ASELSAN Akyurt Güdüm ve İnsansız Sistemler Seri Üretim Tesisi, ASELSAN Akyurt Camii, ASELSAN İvedik Teknopark Tesisleri ve ASELSANNET Yeni Binası'na canlı bağlantı yapan Cumhurbaşkanı Erdoğan, 1975 yılında gerçekleştirilen Kıbrıs Çıkarması sonrasında kurulan ASELSAN'da bugüne kadar çalışmış ve çalışmakta olan personele teşekkür etti.
Türkiye'nin, cumhuriyet tarihinde gerçekleştirdiği ilk sınır ötesi harekatın ardından katı ve haksız bir ambargoya maruz kalındığını hatırlatan Erdoğan, “Bu durum savunma sanayiindeki eksiklerin ve ihmallerin tüm çıplaklığıyla ortaya çıkmasına vesile olmuştur. Harekatın ardından, ASELSAN ve daha sonra diğer savunma sanayii kuruluşlarının faaliyete geçirilmesiyle ülkemiz yeni bir döneme adım atmıştır” diye konuştu.
“Geçtiğimiz 18 yıl boyunca savunma sanayiinde tam bağımsız Türkiye hedefimiz yolunda çalışmalarımızı durmaksızın sürdürdük”
Cumhurbaşkanı Erdoğan, ASELSAN'ın kuruluşundan sonra uzun yıllar boyunca savunma sanayiinde Türkiye'nin ihtiyaçlarını karşılayacak konuma gelemediğini söyleyerek, AK Parti iktidarında elde edilen başarıları sıraladı. Erdoğan, “Hükümete geldiğimizde öncelik verdiğimiz alanlardan birini de savunma sanayiinin güçlendirilmesi olarak belirledik.
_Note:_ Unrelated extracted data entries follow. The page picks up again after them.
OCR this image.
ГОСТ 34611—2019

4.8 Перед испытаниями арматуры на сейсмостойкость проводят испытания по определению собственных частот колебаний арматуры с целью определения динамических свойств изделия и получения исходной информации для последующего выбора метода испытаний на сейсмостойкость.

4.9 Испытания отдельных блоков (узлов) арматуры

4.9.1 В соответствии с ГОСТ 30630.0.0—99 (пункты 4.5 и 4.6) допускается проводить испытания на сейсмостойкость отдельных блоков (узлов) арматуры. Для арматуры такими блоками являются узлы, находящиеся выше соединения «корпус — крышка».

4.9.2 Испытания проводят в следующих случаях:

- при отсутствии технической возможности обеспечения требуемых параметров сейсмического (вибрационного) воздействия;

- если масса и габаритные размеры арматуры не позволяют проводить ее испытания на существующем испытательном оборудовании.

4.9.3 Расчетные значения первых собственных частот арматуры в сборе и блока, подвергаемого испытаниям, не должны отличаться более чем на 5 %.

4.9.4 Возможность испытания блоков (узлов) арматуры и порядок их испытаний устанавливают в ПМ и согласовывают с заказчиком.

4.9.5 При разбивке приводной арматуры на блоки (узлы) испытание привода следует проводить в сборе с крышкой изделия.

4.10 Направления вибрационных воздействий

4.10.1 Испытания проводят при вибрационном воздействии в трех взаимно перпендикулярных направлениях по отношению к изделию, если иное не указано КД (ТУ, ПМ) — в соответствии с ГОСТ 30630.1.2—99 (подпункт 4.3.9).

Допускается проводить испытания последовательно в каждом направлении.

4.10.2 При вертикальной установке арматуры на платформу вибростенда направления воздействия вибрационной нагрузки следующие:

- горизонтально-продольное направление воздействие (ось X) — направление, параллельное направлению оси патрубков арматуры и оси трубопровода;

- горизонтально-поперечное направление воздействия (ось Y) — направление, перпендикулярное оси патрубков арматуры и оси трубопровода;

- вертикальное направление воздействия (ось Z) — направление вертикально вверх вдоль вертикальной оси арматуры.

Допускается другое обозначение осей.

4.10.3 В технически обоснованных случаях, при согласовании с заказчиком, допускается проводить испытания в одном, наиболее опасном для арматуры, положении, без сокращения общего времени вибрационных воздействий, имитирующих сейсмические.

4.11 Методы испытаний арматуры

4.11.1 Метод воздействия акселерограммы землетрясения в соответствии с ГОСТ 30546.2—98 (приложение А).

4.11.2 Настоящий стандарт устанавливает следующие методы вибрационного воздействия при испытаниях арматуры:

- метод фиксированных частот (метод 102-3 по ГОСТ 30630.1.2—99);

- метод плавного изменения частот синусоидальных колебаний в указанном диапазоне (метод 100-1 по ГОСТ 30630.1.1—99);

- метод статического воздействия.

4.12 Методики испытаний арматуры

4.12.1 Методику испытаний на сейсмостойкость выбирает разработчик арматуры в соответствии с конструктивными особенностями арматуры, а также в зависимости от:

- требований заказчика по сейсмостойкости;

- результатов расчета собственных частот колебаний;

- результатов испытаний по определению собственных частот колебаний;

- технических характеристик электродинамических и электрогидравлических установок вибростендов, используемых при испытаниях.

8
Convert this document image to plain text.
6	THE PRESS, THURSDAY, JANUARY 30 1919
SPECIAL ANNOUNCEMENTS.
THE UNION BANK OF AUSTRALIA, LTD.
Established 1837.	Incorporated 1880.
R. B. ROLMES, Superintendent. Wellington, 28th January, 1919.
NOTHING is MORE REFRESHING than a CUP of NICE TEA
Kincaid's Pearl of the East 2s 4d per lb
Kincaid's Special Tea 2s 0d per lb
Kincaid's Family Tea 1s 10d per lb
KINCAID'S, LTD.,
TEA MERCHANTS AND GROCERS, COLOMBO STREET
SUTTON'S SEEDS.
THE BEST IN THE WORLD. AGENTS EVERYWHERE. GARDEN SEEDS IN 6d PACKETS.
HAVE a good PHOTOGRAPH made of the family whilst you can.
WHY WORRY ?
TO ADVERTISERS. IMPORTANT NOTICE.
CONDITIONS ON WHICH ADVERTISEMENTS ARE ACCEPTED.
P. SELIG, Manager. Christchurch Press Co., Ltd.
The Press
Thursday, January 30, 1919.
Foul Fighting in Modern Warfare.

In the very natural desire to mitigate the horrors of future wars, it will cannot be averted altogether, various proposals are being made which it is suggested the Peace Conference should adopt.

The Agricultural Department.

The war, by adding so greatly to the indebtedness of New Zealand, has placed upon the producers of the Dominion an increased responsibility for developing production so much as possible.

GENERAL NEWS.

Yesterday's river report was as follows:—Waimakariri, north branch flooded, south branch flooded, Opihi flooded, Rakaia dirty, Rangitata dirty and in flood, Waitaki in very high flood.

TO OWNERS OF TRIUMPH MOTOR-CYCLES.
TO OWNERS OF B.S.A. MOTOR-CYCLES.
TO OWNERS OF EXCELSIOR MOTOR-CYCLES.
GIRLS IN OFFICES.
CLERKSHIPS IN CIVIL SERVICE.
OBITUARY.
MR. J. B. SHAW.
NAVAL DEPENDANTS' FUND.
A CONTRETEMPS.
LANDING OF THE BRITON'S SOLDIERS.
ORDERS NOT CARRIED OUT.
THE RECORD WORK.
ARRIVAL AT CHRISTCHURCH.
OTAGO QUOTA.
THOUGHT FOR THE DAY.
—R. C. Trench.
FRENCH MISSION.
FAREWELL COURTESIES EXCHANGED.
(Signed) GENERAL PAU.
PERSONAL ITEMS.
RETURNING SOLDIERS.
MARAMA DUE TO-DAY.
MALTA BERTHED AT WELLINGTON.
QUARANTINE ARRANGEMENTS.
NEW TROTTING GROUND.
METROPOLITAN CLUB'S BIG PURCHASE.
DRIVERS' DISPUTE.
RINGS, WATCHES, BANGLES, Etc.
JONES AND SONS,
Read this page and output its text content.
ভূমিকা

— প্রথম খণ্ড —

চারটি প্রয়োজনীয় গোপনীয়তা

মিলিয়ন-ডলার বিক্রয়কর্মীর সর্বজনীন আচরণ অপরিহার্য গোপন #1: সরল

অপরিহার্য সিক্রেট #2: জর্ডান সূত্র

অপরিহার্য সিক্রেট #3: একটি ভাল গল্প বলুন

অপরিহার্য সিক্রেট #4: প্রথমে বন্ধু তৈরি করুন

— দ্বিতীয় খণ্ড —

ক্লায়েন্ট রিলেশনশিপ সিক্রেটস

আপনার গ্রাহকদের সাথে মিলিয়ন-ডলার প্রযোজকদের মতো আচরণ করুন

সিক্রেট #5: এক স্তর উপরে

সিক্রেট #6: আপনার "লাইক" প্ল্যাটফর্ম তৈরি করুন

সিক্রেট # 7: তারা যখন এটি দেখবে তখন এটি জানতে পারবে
Geçtiğimiz 18 yıl boyunca savunma sanayiinde tam bağımsız Türkiye hedefimiz yolunda çalışmalarımızı durmaksızın sürdürdük.
Rahmetli Özal tarafından kurulan Savunma Sanayii Başkanlığımızı, bu sürecin koordinasyonunu etkin şekilde yürütebilecek bir yapıya kavuşturduk. Bugün Türk savunma sanayii, vakıf şirketlerinden özel sektöre, alt yüklenicilerinden kobilere, üniversitelerden araştırma merkezlerine, teknoparklardan kümelenmelere kadar geniş bir ekosisteme sahiptir. 2002 yılında 62 savunma projesi yürütülürken bugün 700'e yakın projenin hayata geçirildiği bir savunma sanayine kavuştuk. Ülkemizin karşı karşıya bulunduğu saldırılara karşı daha etkin mücadele için sadece son 5 yılda 350 civarında yeni proje başlattık.
Savunma sanayii projelerimizin bütçesini 5 buçuk milyar dolardan, 60 milyar dolara yükselttik. Bu dönemde sektörde faaliyet gösteren firma sayımız 56'dan bin 500'e ulaştı. Sektörün 1 milyar dolar olan cirosu da 11 milyar dolar rakamını yakaladı. Savunma ve havacılık ihracatımız 248 milyon dolardan 3 milyar dolar seviyelerine çıktı. Dünyanın ilk 100 savunma şirketleri listesinde 7 firmayla temsil ediliyoruz. Sadece son 5 yılda 5 firmamız da bu listeye girdi” ifadelerini kullandı.

“İHA, SİHA ve TİHA üretiminde ise artık dünyanın ilk 3-4 ülkesi içerisindeyiz”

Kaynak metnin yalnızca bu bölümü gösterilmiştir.